This is not the most effective way to do this, but it could be a useful strategy if you're completely lost on how to proceed for a similar problem, or lost on how to think about problems like this.
The key idea for polynomial division is to remember turning fractions like $\frac{25}{7}$ into mixed numbers (i.e. $3\frac{4}{7}$)--we want to look for something in the denominator to divide something in the numerator. In the integer case, we look for multiples of the denominator nearby the number in the numerator (i.e. 21=3*7 is nearby 25).
$t+1$ does not divide $t^2$. This next part is sort of arbitrary, but you might say $t^2+t$ is "near" $t^2$ but more importantly, it's divisible by $t+1$:
$t^2+t=t(t+1)$
To proceed, re-express the numerator in terms of this "nearby" multiple (think: 25=3*7+4)
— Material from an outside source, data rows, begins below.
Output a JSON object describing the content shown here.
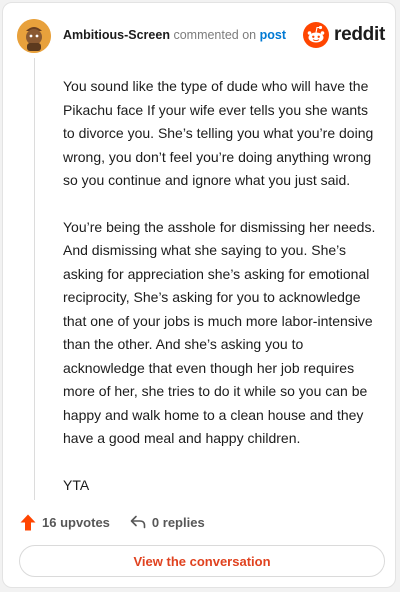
{
  "header": {
    "username": "Ambitious-Screen",
    "commented_on": "commented on",
    "post_link": "post",
    "brand": "reddit",
    "avatar_icon": "snoo-avatar-icon",
    "brand_icon": "reddit-logo-icon"
  },
  "comment": {
    "paragraphs": [
      "You sound like the type of dude who will have the Pikachu face If your wife ever tells you she wants to divorce you. She’s telling you what you’re doing wrong, you don’t feel you’re doing anything wrong so you continue and ignore what you just said.",
      "You’re being the asshole for dismissing her needs. And dismissing what she saying to you. She’s asking for appreciation she’s asking for emotional reciprocity, She’s asking for you to acknowledge that one of your jobs is much more labor-intensive than the other. And she’s asking you to acknowledge that even though her job requires more of her, she tries to do it while so you can be happy and walk home to a clean house and they have a good meal and happy children.",
      "YTA"
    ]
  },
  "actions": {
    "upvotes": "16 upvotes",
    "replies": "0 replies",
    "upvote_icon": "upvote-arrow-icon",
    "reply_icon": "reply-arrow-icon"
  },
  "cta": {
    "label": "View the conversation"
  },
  "colors": {
    "accent": "#ff4500",
    "link": "#0079d3",
    "cta_text": "#e0421f",
    "text": "#1c1c1c"
  }
}
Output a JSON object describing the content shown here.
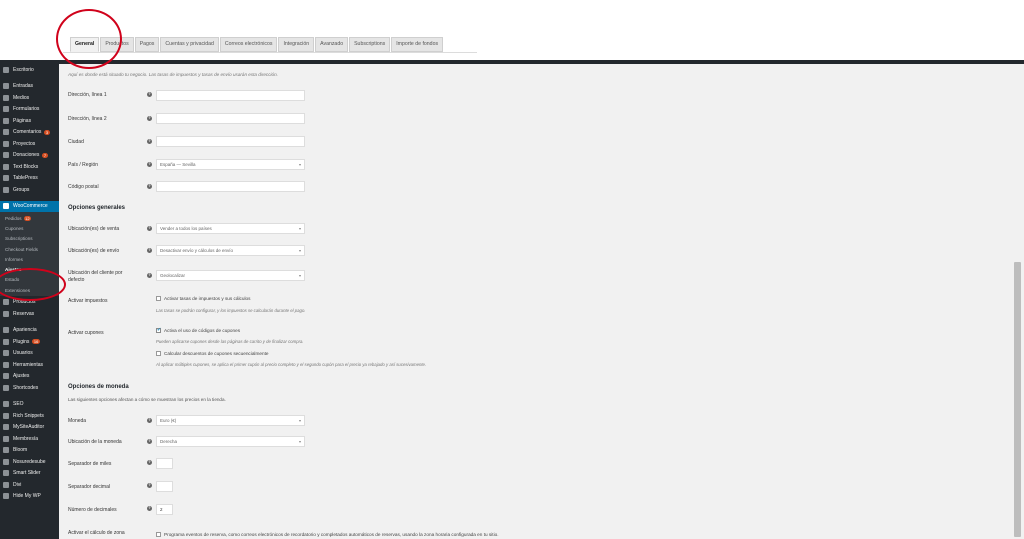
{
  "tabs": [
    "General",
    "Productos",
    "Pagos",
    "Cuentas y privacidad",
    "Correos electrónicos",
    "Integración",
    "Avanzado",
    "Subscriptions",
    "Importe de fondos"
  ],
  "sidebar": {
    "top_items": [
      {
        "label": "Escritorio"
      },
      {
        "label": "Entradas"
      },
      {
        "label": "Medios"
      },
      {
        "label": "Formularios"
      },
      {
        "label": "Páginas"
      },
      {
        "label": "Comentarios",
        "badge": "3"
      },
      {
        "label": "Proyectos"
      },
      {
        "label": "Donaciones",
        "badge": "7"
      },
      {
        "label": "Text Blocks"
      },
      {
        "label": "TablePress"
      },
      {
        "label": "Groups"
      }
    ],
    "woocommerce": {
      "label": "WooCommerce"
    },
    "woo_submenu": [
      {
        "label": "Pedidos",
        "badge": "12"
      },
      {
        "label": "Cupones"
      },
      {
        "label": "Subscriptions"
      },
      {
        "label": "Checkout Fields"
      },
      {
        "label": "Informes"
      },
      {
        "label": "Ajustes"
      },
      {
        "label": "Estado"
      },
      {
        "label": "Extensiones"
      }
    ],
    "bottom_items": [
      {
        "label": "Productos"
      },
      {
        "label": "Reservas"
      },
      {
        "label": "Apariencia"
      },
      {
        "label": "Plugins",
        "badge": "16"
      },
      {
        "label": "Usuarios"
      },
      {
        "label": "Herramientas"
      },
      {
        "label": "Ajustes"
      },
      {
        "label": "Shortcodes"
      },
      {
        "label": "SEO"
      },
      {
        "label": "Rich Snippets"
      },
      {
        "label": "MySiteAuditor"
      },
      {
        "label": "Membresía"
      },
      {
        "label": "Bloom"
      },
      {
        "label": "Nosuredesube"
      },
      {
        "label": "Smart Slider"
      },
      {
        "label": "Divi"
      },
      {
        "label": "Hide My WP"
      }
    ]
  },
  "store": {
    "intro": "Aquí es donde está situado tu negocio. Las tasas de impuestos y tasas de envío usarán esta dirección.",
    "address1_label": "Dirección, línea 1",
    "address2_label": "Dirección, línea 2",
    "city_label": "Ciudad",
    "country_label": "País / Región",
    "country_value": "España — Sevilla",
    "postcode_label": "Código postal"
  },
  "general": {
    "title": "Opciones generales",
    "sell_label": "Ubicación(es) de venta",
    "sell_value": "Vender a todos los países",
    "ship_label": "Ubicación(es) de envío",
    "ship_value": "Desactivar envío y cálculos de envío",
    "customer_label_1": "Ubicación del cliente por",
    "customer_label_2": "defecto",
    "customer_value": "Geolocalizar",
    "taxes_label": "Activar impuestos",
    "taxes_check": "Activar tasas de impuestos y sus cálculos",
    "taxes_desc": "Las tasas se podrán configurar, y los impuestos se calcularán durante el pago.",
    "coupons_label": "Activar cupones",
    "coupons_check": "Activa el uso de códigos de cupones",
    "coupons_desc": "Pueden aplicarse cupones desde las páginas de carrito y de finalizar compra.",
    "sequential_check": "Calcular descuentos de cupones secuencialmente",
    "sequential_desc": "Al aplicar múltiples cupones, se aplica el primer cupón al precio completo y el segundo cupón para el precio ya rebajado y así sucesivamente."
  },
  "currency": {
    "title": "Opciones de moneda",
    "desc": "Las siguientes opciones afectan a cómo se muestran los precios en la tienda.",
    "currency_label": "Moneda",
    "currency_value": "Euro (€)",
    "position_label": "Ubicación de la moneda",
    "position_value": "Derecha",
    "thousand_label": "Separador de miles",
    "decimal_label": "Separador decimal",
    "decimals_label": "Número de decimales",
    "decimals_value": "2",
    "timezone_label": "Activar el cálculo de zona",
    "timezone_check": "Programa eventos de reserva, como correos electrónicos de recordatorio y completados automáticos de reservas, usando la zona horaria configurada en tu sitio."
  },
  "colors": {
    "sidebar": "#23282d",
    "accent": "#0073aa",
    "annotation": "#d0021b"
  }
}
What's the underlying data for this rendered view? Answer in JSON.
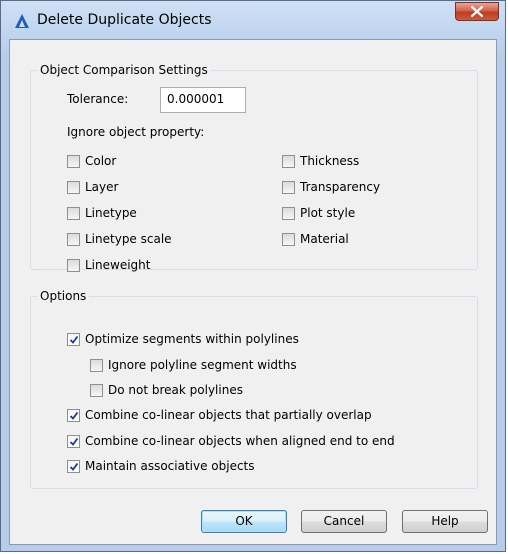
{
  "window": {
    "title": "Delete Duplicate Objects",
    "close_symbol": "X"
  },
  "comparison": {
    "legend": "Object Comparison Settings",
    "tolerance_label": "Tolerance:",
    "tolerance_value": "0.000001",
    "ignore_label": "Ignore object property:",
    "properties": {
      "color": {
        "label": "Color",
        "checked": false
      },
      "layer": {
        "label": "Layer",
        "checked": false
      },
      "linetype": {
        "label": "Linetype",
        "checked": false
      },
      "linetype_scale": {
        "label": "Linetype scale",
        "checked": false
      },
      "lineweight": {
        "label": "Lineweight",
        "checked": false
      },
      "thickness": {
        "label": "Thickness",
        "checked": false
      },
      "transparency": {
        "label": "Transparency",
        "checked": false
      },
      "plot_style": {
        "label": "Plot style",
        "checked": false
      },
      "material": {
        "label": "Material",
        "checked": false
      }
    }
  },
  "options": {
    "legend": "Options",
    "optimize_segments": {
      "label": "Optimize segments within polylines",
      "checked": true
    },
    "ignore_widths": {
      "label": "Ignore polyline segment widths",
      "checked": false
    },
    "no_break": {
      "label": "Do not break polylines",
      "checked": false
    },
    "combine_overlap": {
      "label": "Combine co-linear objects that partially overlap",
      "checked": true
    },
    "combine_end": {
      "label": "Combine co-linear objects when aligned end to end",
      "checked": true
    },
    "maintain_assoc": {
      "label": "Maintain associative objects",
      "checked": true
    }
  },
  "buttons": {
    "ok": "OK",
    "cancel": "Cancel",
    "help": "Help"
  },
  "colors": {
    "accent": "#1f5fb5",
    "close_button": "#c7492b"
  }
}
$\frac{t^2}{t+1}=\frac{t^2+t-t}{t+1}=\frac{t(t+1)-t}{t+1}$
Now pull out the part divisible by the denominator (think: $\frac{3*7+4}{7}=3+\frac{4}{7}$):
$\frac{t^2}{t+1}=t-\frac{t}{t+1}$.
Turns out we guessed poorly, but we can repeat the procedure to get the answer you wanted--what's a multiple of $t+1$ close to $t$? $1*(t+1)$ is close to $t$:
$\frac{t}{t+1}=\frac{(t+1)-1}{t+1}=1-\frac{1}{t+1}$
Adding this to our first step:
$\frac{t^2}{t+1}=t-\frac{t}{t+1}=t-(1-\frac{1}{t+1})=\frac{1}{t+1}+t-1$.